Je ressens une sorte de fierté d’un côté. Voir ces sept années de travail porter leurs fruits à travers ce prix et cette publication, et aboutir de cette façon, ça me rend heureuse. De l’autre, je ne peux m’empêcher d’avoir un regard critique envers lui. Le livre est maintenant emballé et pesé, et j’en suis satisfaite. Mais je vois aussi régulièrement des choses que j’aurais retravaillées si j’avais eu plus de temps. Il y a là un petit goût d’irréversible. J’ai dû apprendre à le supporter et à me dire: «Bon ok, maintenant il est terminé et il est très bien comme ça.» Dans un nouveau projet, je pourrai réaliser certaines choses que j’aurais aimé faire dans le précédent.
Faisons un petit saut dans le temps et revenons à l’époque d’avant la HKB. À quel moment as-tu réalisé que tu étais faite pour l’écriture?
Je n’ai découvert l’écriture qu’à la fin du secondaire, et assez naturellement. A l’époque, une camarade de classe m’a fait remarquer un appel à candidatures de la Maison de la littérature d’Argovie à Lenzbourg. J’y ai répondu avec un texte de fiction, et j’ai été prise. L’atelier de littérature que j’ai effectué là-bas était animé par Jens Steiner et Simone Lappert. C’est grâce à Simone que j’ai découvert l’Institut littéraire, car elle y avait étudié. J’ai donc postulé pour y entrer et c’est comme ça que tout a commencé.
« Je ressens une sorte de fierté d’un côté. De l’autre, je ne peux m’empêcher d’avoir un regard critique envers lui. »

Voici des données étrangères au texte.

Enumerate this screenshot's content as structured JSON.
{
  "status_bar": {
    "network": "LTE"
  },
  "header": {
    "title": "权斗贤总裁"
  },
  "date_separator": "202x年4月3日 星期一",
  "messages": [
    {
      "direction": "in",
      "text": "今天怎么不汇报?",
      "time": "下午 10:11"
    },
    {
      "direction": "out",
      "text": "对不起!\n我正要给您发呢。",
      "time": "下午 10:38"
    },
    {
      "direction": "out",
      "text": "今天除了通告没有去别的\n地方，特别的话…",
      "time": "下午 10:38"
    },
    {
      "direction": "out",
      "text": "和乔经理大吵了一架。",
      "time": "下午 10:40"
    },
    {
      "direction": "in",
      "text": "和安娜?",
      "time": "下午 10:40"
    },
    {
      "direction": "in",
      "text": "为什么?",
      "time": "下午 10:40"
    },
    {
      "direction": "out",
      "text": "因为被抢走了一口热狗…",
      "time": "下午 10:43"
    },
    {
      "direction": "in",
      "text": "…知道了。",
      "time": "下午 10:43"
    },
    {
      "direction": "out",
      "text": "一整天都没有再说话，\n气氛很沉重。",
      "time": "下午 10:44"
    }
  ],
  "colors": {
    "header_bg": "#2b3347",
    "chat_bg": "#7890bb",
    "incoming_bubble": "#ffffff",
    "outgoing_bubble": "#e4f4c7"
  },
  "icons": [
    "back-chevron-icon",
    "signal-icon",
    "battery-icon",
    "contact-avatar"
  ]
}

Comment cela s’est-il passé exactement? Ton amie a lu des textes de toi et s’est écrié: «Wahou! J’adore ton écriture!»? On ne s’inscrit pas à un atelier d’écriture par hasard.
Oui, mon amie a réagi au fait que je rédigeais des textes en allemand plutôt bien construits. Je pense que tout est parti de là. Nous avions une prof d’allemand un peu redoutable, si on peut dire. Elle a beaucoup apprécié mes rédactions et en a fait profiter tout le monde, du moins la classe. Je me suis fait connaître comme la fille qui était bonne en rédaction, plaisait à la prof et savait analyser les livres, comme on l’attendait de nous dans un établissement secondaire. Il m’est aussi arrivé de donner un coup de main à ma copine, même pour ses candidatures. Elle s’est donc rapidement convaincue qu’il fallait que je soumette mes textes quelque part.
Quand on sait si bien écrire, quelle est la raison qui pousse quelqu’un à faire quand même des études en écriture littéraire? Cela vaut-il la peine de laisser les autres influencer son propre style?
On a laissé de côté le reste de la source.